Les Rangers de New York clament que les allégations de voies de fait envers leur attaquant étoile Artemi Panarin ne sont rien de plus que des tactiques d'intimidation utilisées par le gouvernement russe après que le finaliste au trophée Hart en 2020 ait publiquement pris position contre Vladimir Poutine.

Ainsi, quand il y a comme en Russie un mélange entre sport et politique, on peut soupçonner que certains athlètes qui défient l'autorité en place et contestent le gouvernement pourraient s'exposer à des représailles.- Kéven Breton, journaliste pour Radio-Canada

Après que son ancien entraîneur Andrei Nazarov ait porté contre lui des allégations de voies de fait contre une jeune femme à Riga, la capitale de la Lettonie, en 2011, le joueur étoile des Rangers de New York, Artemi Panarin, prend un congé indéfini de son équipe.

Une entrevue avec Kéven Breton, journaliste sportif pour Radio-Canada.

Quels étaient les signes précurseurs de représailles possibles envers Artemi Panarin?

Il est établi que le gouvernement russe, soit par l'entremise de son président ou de ses différents ministères, a des liens très forts avec les équipes de la Kontinental Hockey League (KHL). Ces équipes sont souvent des fronts publics des ministères gouvernementaux ou appartiennent à des sociétés d'État. Ainsi, quand il y a un mélange entre sport et politique comme en Russie, on peut soupçonner que certains athlètes qui défient l'autorité en place et contestent le gouvernement pourraient s'exposer à des représailles.

Quel est l'historique de représailles semblables contre les athlètes russes qui évoluent dans des ligues hors de la Russie?

On remarque sur les équipes nationales russes, tant au niveau junior qu'au niveau professionnel, qu'il existe une loyauté envers les athlètes qui sont restés dans leur pays. Ces joueurs vont ensuite profiter de privilèges et d'une certaine forme de favoritisme pour intégrer les équipes nationales par rapport à ceux, par exemple, qui ont traversé l'Atlantique pour aller jouer leur hockey junior. La Russie lance le message qu'elle va favoriser les joueurs ayant effectué leur parcours junior au pays et ainsi encourager le développement de talent local. C'est à ce type de type de représailles que s'est exposé Panarin en prenant position pour Alexeï Navalny: la possibilité d'être écarté d'une formation nationale sur laquelle il a grandement mérité sa place.

Les Rangers ont apporté à leur joueur un soutien sans équivoque. Quelle est la perception de Panarin chez ses coéquipiers et dans son organisation?

L'arrivée de Panarin chez les Rangers est survenue à un drôle de moment. L'organisation venait de façon très transparente de dire qu'elle était en reconstruction et se tournait vers la jeunesse après qu'elle se soit départie de vétérans comme J.T. Miller, Ryan McDonagh et Mats Zuccarello. Avec ses très bonnes performances la saison dernière et en prenant les jeunes Alexis Lafrenière et Kappo Kakko sous son aile, Panarin s'est révélé être un excellent mentor pour les jeunes joueurs de l'organisation.

Quels seront les effets de l'absence indéfinie de Panarin pour les Rangers?

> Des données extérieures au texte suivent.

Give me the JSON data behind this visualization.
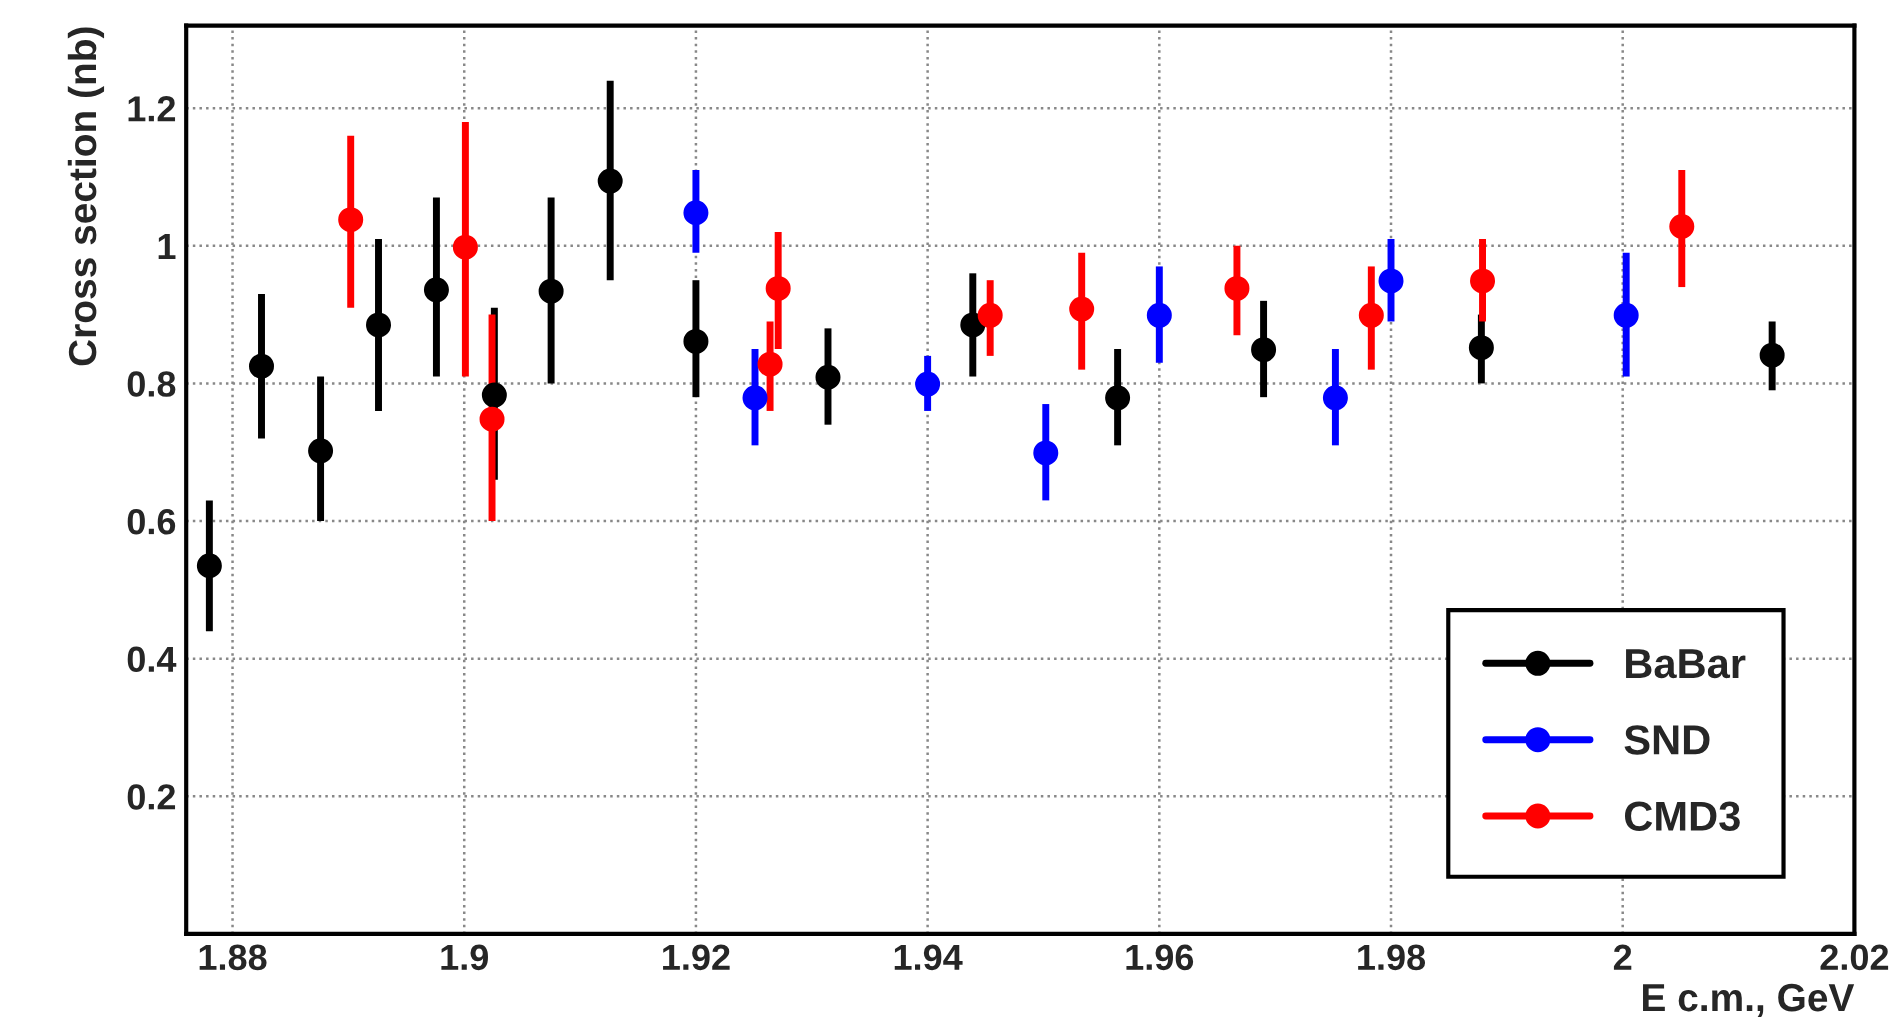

Les Rangers ne l'ont pas facile cette saison. Ils auraient certainement pu se passer de distractions hors de la glace, surtout après que leur défenseur, Anthony DeAngelo, ait très ouvertement pris une position pro-Trump. Les Rangers, en soumettant DeAngelo au ballottage et en affirmant qu'il ne jouerait plus jamais pour l'organisation, ont fait comprendre assez clairement qu'ils ne cherchent pas à avoir des joueurs qui se prononcent et se mêlent de la politique. C'est plate, mais c'est une business. Les Rangers ne veulent pas de porte-paroles politiques, ils veulent des joueurs sur la glace. Ça fait deux excellents joueurs en quelques semaines qui ont dû quitter le giron de l'équipe parce qu'ils se sont mêlé les pinceaux hors-glace et c'est certain que les répercussions se feront sentir sur la glace.

L'image de Panarin se trouve-t-elle endommagée et est-il possible pour lui de la réhabiliter?

Il n'existe plus vraiment de rideau de fer entre les États-Unis et la Russie, mais il y a toujours des propos qui se perdent et sont lost in translation. Des deux côtés, il y a encore une méfiance envers les informations qui proviennent de l'étranger. Il sera donc difficile de faire la lumière sur ce qui s'est réellement passé en 2011, puisqu'il n'y a pas encore de preuves. Il faut dire que les coéquipiers de Panarin au moment des allégations n'ont pas encore confirmé l'histoire de Nazarov. Je n'ai donc pas l'impression que cela va nuire à son image aux États-Unis.